Ettore Bugatti (Le Patron) decided at the start of the 1930’s that he should build the ‘ultimate’ car, even though he had made his name with small racing cars such as the Bugatti Type 35, incidentally the most successful racing car of all time with over 2,000 wins. But this was not enough for the eccentric Ettore Bugatti. He wished to be remembered for his Bugatti Royale, the Type 41.
The Royale was huge. The 13 liter engine was the most powerful ever installed in an automobile. It was fitted into a motor car more than 6.4 meters long. It sat on 38 inch wheels. Its radiator cap was a statue of a performing elephant, designed by his brother Rembrandt.

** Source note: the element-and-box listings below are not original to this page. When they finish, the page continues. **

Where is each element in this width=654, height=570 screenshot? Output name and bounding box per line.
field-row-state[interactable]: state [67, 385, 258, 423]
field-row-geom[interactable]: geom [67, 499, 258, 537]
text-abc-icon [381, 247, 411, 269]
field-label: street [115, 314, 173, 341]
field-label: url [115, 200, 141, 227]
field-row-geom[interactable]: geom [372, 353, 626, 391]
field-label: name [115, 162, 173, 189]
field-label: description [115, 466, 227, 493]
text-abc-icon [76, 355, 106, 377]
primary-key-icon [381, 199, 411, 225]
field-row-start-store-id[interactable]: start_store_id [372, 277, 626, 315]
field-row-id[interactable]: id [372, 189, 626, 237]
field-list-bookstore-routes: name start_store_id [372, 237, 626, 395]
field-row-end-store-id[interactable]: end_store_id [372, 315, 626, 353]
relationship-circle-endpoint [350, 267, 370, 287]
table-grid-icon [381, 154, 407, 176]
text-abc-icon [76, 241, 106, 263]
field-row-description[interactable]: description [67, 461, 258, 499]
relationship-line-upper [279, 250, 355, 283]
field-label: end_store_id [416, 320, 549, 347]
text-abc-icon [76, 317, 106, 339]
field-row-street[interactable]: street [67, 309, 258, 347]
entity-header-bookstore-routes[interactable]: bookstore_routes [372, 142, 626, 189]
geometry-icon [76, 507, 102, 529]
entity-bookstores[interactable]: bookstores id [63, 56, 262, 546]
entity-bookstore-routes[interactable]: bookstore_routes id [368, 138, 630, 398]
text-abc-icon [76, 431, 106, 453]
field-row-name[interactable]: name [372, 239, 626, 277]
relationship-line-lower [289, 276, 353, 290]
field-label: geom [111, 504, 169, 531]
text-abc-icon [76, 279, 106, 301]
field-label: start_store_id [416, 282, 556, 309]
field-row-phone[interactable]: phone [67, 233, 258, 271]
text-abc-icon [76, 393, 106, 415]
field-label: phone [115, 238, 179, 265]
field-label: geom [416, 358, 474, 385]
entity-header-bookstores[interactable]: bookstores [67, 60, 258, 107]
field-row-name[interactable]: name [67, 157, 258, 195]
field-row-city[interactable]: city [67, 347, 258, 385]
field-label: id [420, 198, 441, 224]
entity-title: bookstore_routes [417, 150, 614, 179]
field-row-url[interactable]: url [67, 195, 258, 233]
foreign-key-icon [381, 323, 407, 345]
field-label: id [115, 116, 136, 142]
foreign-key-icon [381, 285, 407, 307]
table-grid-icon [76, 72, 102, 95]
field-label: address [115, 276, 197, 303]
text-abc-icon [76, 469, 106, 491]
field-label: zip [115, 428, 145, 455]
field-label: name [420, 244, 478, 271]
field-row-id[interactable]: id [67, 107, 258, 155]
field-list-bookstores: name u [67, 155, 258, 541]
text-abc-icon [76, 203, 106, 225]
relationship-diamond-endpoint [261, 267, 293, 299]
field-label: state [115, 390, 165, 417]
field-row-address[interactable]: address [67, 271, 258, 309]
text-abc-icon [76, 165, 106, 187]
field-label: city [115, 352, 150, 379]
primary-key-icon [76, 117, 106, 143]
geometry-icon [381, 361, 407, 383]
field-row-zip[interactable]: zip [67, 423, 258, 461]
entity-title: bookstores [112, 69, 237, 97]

However, it appeared in 1932, in time for the Great Depression and not even one royal family purchased a Royale. It remained an automotive anachronism of which only six or seven were built (nobody knows the exact number) and most remained unsold. The white elephant mascot was prophetic.
However, after the Bugatti firm went into liquidation, and having numerous successive owners, Volkswagen AG decided to revive the legendary Bugatti name, purchasing all trademark rights, and Bugatti Automobile S.A.S. was founded as a Volkswagen France subsidiary in Molsheim, Alsace, the town where the Royale was built. History was about to repeat itself.
In 2000, VW announced the Bugatti Veyron concept to the world; however, the first production model was not shown until the Tokyo Motor Show in 2005, to cost $1 million, develop 1,000 horsepower and attain 400 km/h.
The enormous W16 engine with its four turbochargers did indeed develop 1001 horsepower, but reaching the target speed of 400 km/h was not so easy. Aerodynamic instability was the problem. One prototype was destroyed in a crash and another spun out during a public demonstration at Monterey in America.
However, by May 2005, a prototype Veyron tested at a Volkswagen track near Wolfsburg, Germany, managed the magic 400 km/h (249 mph). In October, 2005, the final production version of the Veyron reached a top speed of 407.5 km/h (253.2 mph)! But the cost to build each car was far more than the one million USD ticket price. VW has had to sell each Veyron at a loss.
The Veyron in its final form is certainly not a French tour de force. The seven speed gearbox is made by Ricardo in the UK, and the unique 16 cylinder 8.0 litre engine comes from the Volkswagen engine plant in Salzgitter in Germany. The tyres – the first production tyres homologated for speeds above 400 km/h – are a joint development with Michelin. The carbon bre monocoque is built by ATR in Italy, the front and rear-structures in forged aluminium by Heggemann in Germany and the bespoke carbon-ceramic brakes by AP Racing in Great Britain. The paintwork is German, the leather Austrian, and the windscreen is manufactured in Finland. So much for its French heritage!
The end result is a vehicle which will reach 100 km/h in 2.5 seconds. It reaches 200 and 300 km/h in 7.4 and 16.7 seconds respectively. It gulps fuel at 125 liters per 100 km, and at full throttle empties its fuel tank in 12.5 minutes. Just as well, as the tyres will only last 15 minutes at top speed.
Max Born, the 1954 Nobel Prize winner in physics, said of space travel that it was “a triumph of intellect but a tragic failure of reason.” He could have been talking about the Bugatti Veyron. Certainly a triumph of engineering, but equally a failure of reason. It has no place in the automotive world. Today’s Bugatti Veyron is the reincarnation of the Bugatti Royale! All that is lacking is the white elephant mascot.